Xyloketal B has been shown to regulate the expression of a number of anti-stress compounds in the cell, including Bcl-2 as previously mentioned and a crucial anti-oxidant glutathione [36]. To further elaborate on its anti-oxidative capability, Li and colleagues (2013) investigated xyloketal B’s effect on gene induction of a stress protein, heme oxygenase-1 (HO-1) [21]. HO-1 is a protective enzyme that is responsible for converting heme to free iron, biliverdin, and carbon monoxide (CO). Biliverdin is readily further converted to bilirubin in the body and both have been shown to have anti-oxidative abilities [33,37]. CO has been confirmed to decrease the expression of pro-inflammatory factors and also upregulate heat shock protein 70 (Hsp70) to prevent cytokine-induced apoptosis [33]. The activity of NADPH oxidase can be suppressed by HO-1 as well [38]. Since HO-1 protects the cell against a variety of stress conditions, including ischemia, its expression is regulated by a number of signaling pathways, such as nuclear factor-erythroid 2-related factor 2 (Nrf2), phosphatidyl inositol 3-kinase (PI3k)/protein kinase B (Akt), and mitogen-activated protein kinases (MAPKs) pathways [21,33].

Li and colleagues (2013) found that pretreatment of 20 µM xyloketal B reduced the number of apoptotic cells and morphological damage after angiotensin II (AngII)-induced injury in HUVECs [21]. Similar to previous studies, AngII-induced ROS overload was attenuated in xyloketal B-treated groups as well. The anti-oxidative ability of xyloketal B was not only once again confirmed in vitro, it demonstrated the same effect in the embryo respiratory burst model in zebrafish.
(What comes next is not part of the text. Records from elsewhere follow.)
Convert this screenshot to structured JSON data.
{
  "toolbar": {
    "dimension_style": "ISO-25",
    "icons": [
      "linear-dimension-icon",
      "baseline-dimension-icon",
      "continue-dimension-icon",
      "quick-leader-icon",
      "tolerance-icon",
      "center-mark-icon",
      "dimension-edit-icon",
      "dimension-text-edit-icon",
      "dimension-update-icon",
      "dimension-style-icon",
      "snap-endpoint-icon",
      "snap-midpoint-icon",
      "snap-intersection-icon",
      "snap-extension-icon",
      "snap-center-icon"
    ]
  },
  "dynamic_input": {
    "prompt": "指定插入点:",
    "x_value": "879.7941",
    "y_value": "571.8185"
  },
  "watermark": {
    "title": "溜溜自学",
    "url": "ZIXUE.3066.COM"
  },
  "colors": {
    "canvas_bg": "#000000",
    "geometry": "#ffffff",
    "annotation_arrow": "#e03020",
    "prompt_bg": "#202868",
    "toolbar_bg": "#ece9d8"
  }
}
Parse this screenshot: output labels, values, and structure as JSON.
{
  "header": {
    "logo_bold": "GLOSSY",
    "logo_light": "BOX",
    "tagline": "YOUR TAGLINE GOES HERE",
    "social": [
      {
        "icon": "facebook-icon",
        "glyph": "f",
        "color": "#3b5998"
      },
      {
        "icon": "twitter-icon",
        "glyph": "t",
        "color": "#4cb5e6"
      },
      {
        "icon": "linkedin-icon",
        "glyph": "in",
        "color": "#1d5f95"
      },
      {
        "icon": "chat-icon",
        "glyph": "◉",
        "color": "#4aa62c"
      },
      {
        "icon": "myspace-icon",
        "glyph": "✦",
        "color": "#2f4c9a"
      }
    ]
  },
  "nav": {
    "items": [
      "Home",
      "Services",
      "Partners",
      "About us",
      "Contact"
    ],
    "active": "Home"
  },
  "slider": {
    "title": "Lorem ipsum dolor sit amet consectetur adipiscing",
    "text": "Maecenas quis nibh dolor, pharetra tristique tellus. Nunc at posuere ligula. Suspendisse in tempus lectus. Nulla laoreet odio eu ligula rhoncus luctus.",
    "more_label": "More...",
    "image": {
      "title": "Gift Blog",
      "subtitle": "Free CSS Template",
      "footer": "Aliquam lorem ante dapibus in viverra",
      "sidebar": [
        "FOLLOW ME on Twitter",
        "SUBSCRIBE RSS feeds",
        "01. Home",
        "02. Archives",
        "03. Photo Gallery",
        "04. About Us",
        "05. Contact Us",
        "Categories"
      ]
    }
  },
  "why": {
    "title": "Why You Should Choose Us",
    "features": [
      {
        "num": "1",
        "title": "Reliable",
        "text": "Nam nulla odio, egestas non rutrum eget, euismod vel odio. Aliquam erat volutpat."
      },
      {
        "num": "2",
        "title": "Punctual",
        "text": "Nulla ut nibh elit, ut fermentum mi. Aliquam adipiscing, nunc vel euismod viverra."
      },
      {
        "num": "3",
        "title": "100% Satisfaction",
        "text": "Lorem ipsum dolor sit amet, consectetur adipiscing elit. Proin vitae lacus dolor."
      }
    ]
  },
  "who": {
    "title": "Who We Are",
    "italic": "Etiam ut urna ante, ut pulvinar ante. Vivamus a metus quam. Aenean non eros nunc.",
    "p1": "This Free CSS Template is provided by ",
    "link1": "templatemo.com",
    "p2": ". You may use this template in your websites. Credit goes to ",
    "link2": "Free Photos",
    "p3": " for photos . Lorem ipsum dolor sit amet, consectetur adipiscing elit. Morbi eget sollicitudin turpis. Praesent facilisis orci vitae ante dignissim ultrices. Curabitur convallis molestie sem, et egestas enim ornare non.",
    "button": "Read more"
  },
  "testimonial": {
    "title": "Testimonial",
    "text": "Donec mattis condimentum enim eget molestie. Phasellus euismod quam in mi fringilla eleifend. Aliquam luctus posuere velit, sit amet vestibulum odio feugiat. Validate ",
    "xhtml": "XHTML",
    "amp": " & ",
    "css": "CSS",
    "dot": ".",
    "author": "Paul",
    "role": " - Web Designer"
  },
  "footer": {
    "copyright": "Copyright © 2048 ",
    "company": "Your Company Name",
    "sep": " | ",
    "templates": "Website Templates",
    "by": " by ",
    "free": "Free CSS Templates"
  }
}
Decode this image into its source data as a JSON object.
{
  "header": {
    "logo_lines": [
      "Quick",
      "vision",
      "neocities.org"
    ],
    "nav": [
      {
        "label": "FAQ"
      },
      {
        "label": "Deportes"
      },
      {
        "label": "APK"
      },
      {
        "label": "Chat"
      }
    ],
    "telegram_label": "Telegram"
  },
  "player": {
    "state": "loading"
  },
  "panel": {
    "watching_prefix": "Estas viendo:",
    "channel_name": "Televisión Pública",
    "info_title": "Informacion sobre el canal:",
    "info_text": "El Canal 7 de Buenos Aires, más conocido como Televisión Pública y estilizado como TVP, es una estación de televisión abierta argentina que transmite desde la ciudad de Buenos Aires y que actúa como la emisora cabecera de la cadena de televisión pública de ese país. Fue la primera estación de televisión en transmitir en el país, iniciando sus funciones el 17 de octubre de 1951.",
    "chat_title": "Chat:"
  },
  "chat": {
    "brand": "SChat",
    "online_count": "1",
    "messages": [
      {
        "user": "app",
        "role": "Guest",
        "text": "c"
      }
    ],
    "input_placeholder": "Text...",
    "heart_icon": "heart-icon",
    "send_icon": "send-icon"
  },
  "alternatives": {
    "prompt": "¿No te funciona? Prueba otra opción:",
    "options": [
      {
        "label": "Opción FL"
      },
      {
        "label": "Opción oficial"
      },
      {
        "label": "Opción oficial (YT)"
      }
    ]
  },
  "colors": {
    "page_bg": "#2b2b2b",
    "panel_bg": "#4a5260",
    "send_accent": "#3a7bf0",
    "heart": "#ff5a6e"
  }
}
In PMA-induced embryos which over-produce ROS, pre-incubation of xyloketal B was able to decrease the NADPH oxidase activity in a concentration-dependent manner. Additionally, an HO-1-specific inhibitor, SnPP, averted this cytoprotective effect of xyloketal B in both in vitro and in vivo experiments. This indicates HO-1 as the target in the anti-oxidative process of xyloketal B.

Next, Li and colleagues examined the underlying mechanism of the regulation of HO-1 activity by xyloketal B. When incubated with xyloketal B, HUVACs displayed significantly increased HO-1 mRNA levels up to 24 h and progressively increased HO-1 expression levels up to 36 h. Remarkably, the nuclear accumulation of Nrf2 and its binding activity to the antioxidant response element (ARE) were found to be higher in the treatment group compared to the control in HUVECs.

Furthermore, PI3k/Akt and MAPKs are upstream regulators of Nrf2 nuclear translocation for an HO-1-inducing signal [33]. In this study, xyloketal B was found to have phosphorylating capabilities of Akt and ERK1/2 [21]. Xyloketal B-induced HO-1/Nrf2 induction was attenuated when PI3k/Akt and ERK1/2 (MAPKs) were inhibited. These findings suggest that these are the upstream pathways responsible for the increased HO-1 expression by xyloketal B. Together, this article revealed that HO-1 induction through Nrf2/ARE and other pathways is responsible for the anti-oxidative effect of xyloketal B.

Alternatively, Zhou and colleagues in 2018 have reported that a xyloketal B derivative increased the expression of Hsp70 by upregulating the transcriptional activity of heat shock transcription factor-1 (HSF-1) in the laboratory strain (N2) Caenorhabditis elegans [39]. This indicates that xyloketal B may interact with multiple pathways in its anti-inflammatory response.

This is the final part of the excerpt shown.